Near Koorda on a straight empty road, a patrol car appeared and a cop silently handed out a speeding ticket. The owner of the Koorda Hotel, Mike Kelly, said, ‘You must’ve run into Al Boyer. Al likes to hand out parking tickets in places where there’s more space to park than on the moon. What gets up people’s noses is that Al won half a million bucks on Lotto, and he wants to stay being a cop!’
Land around Koorda was cleared only in the 1950s. The atmosphere is of a town half born, a community half formed in a country half won. Koorda was the site of one of the ill-fated ‘soldier settler schemes’, in which returning veterans of the Second World War were sent to struggle, unskilled, with the bush from which eventually they fled in despair. There is more than an echo of this today. In the local paper a page is given over to the ‘rural facilitator’ explaining his mission. ‘My name is Francis,’ he wrote. ‘I have been recently appointed by Mount Marshall Shire to help people see more objectively their financial and personal situations . . . In times of crisis we all experience stress or pressure and tend to feel isolated and alone with our problems . . . so it is essential to have someone who in the strictest confidence is interested in listening.’25
There is an apprehensive edge to local pride. Bert Street was named ‘Street of the Year’ in 1986, the year the Homestead Store closed down and the population dropped to 350. Hazel Jones, the local historian, has placed a sign over her one-room museum: ‘Patrons – in the event of earth tremors please vacate p
remises quickly for mutual safety.’ This is said to stimulate ‘the Japanese tourists’, although only one has been sighted.

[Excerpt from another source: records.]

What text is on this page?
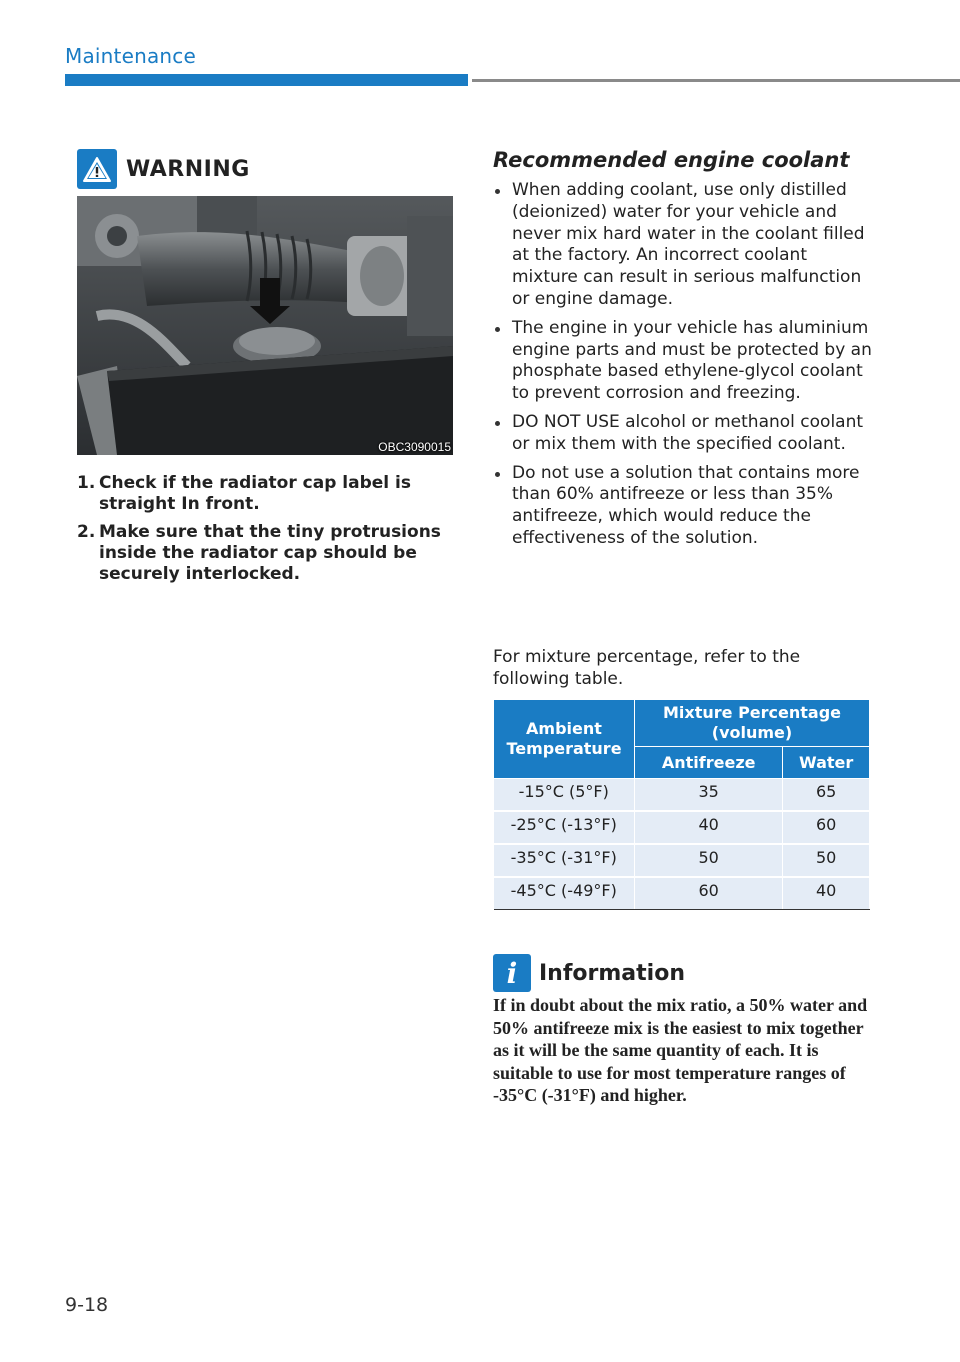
Maintenance
WARNING
OBC3090015
1. Check if the radiator cap label is straight In front.
2. Make sure that the tiny protrusions inside the radiator cap should be securely interlocked.
Recommended engine coolant
When adding coolant, use only distilled (deionized) water for your vehicle and never mix hard water in the coolant filled at the factory. An incorrect coolant mixture can result in serious malfunction or engine damage.
The engine in your vehicle has aluminium engine parts and must be protected by an phosphate based ethylene-glycol coolant to prevent corrosion and freezing.
DO NOT USE alcohol or methanol coolant or mix them with the specified coolant.
Do not use a solution that contains more than 60% antifreeze or less than 35% antifreeze, which would reduce the effectiveness of the solution.
For mixture percentage, refer to the following table.
Ambient Temperature	Mixture Percentage (volume)	
	Antifreeze	Water
-15°C (5°F)	35	65
-25°C (-13°F)	40	60
-35°C (-31°F)	50	50
-45°C (-49°F)	60	40
i Information
If in doubt about the mix ratio, a 50% water and 50% antifreeze mix is the easiest to mix together as it will be the same quantity of each. It is suitable to use for most temperature ranges of -35°C (-31°F) and higher.
9-18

North from Koorda the earth moves. Sand scuds across the road and the horizon shimmers with the silver and gold of salt bed, desert and, miraculously, wheat. Harry and Kath King live here, on a farm optimistically called Golden Acres. Their address is Mollerin North Road, Mollerin North. But there is no Mollerin, north or south. Their farm is the last one; the town itself died in May 1984. Harry’s father came here in 1930 from the gold fields at Kalgoorlie. ‘He had an axe and a big heart,’ said Harry, of whom the same ought to be said. Harry and Kath married young and cleared their own land in 1959, nurtured it and became, against all sensible odds, successful wheat farmers.

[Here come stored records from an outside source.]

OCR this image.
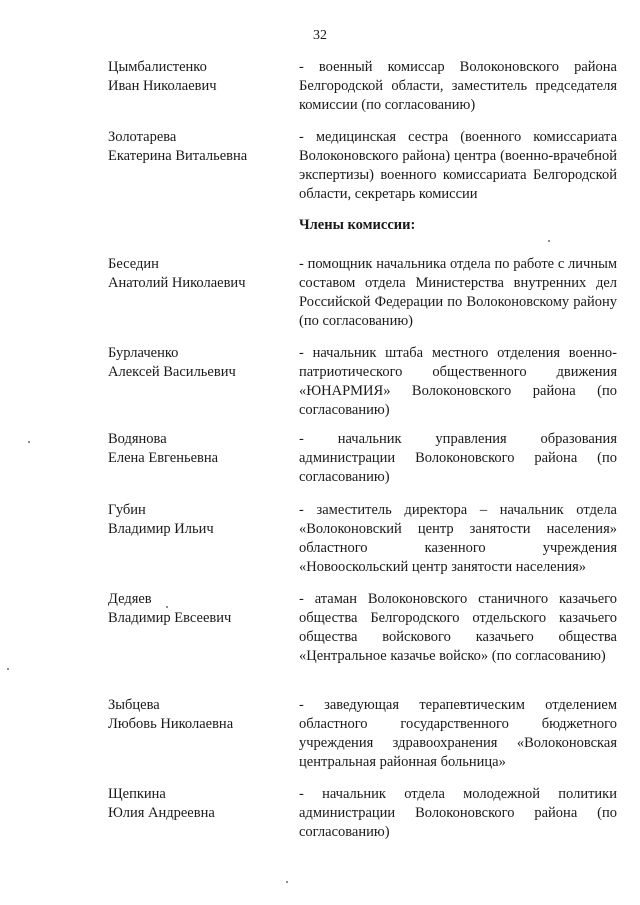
32
Цымбалистенко
Иван Николаевич

- военный комиссар Волоконовского района Белгородской области, заместитель председателя комиссии (по согласованию)

Золотарева
Екатерина Витальевна

- медицинская сестра (военного комиссариата Волоконовского района) центра (военно-врачебной экспертизы) военного комиссариата Белгородской области, секретарь комиссии

Члены комиссии:
Беседин
Анатолий Николаевич

- помощник начальника отдела по работе с личным составом отдела Министерства внутренних дел Российской Федерации по Волоконовскому району (по согласованию)

Бурлаченко
Алексей Васильевич

- начальник штаба местного отделения военно-патриотического общественного движения «ЮНАРМИЯ» Волоконовского района (по согласованию)

Водянова
Елена Евгеньевна

- начальник управления образования администрации Волоконовского района (по согласованию)

Губин
Владимир Ильич

- заместитель директора – начальник отдела «Волоконовский центр занятости населения» областного казенного учреждения «Новооскольский центр занятости населения»

Дедяев
Владимир Евсеевич

- атаман Волоконовского станичного казачьего общества Белгородского отдельского казачьего общества войскового казачьего общества «Центральное казачье войско» (по согласованию)

Зыбцева
Любовь Николаевна

- заведующая терапевтическим отделением областного государственного бюджетного учреждения здравоохранения «Волоконовская центральная районная больница»

Щепкина
Юлия Андреевна

- начальник отдела молодежной политики администрации Волоконовского района (по согласованию)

The Kings borrowed money in the late 1970s when wheat prices were up and interest rates down. After constant drought, a contracting market for Australian wheat and interest rates of more than 20 per cent, they fell into serious debt for the first time. To keep up his repayments Harry has had to lease more and more land and so increase the area of his wheat crop. ‘At the moment I’m putting in about 7,500 acres at a cost of around 130,000 dollars,’ he said. ‘I’ve no guarantee I’ll even get that money back, let alone make any profit. If it doesn’t rain, the desert will take it; and it’s got to be the sort of rain that doesn’t disappear the moment it hits the ground.’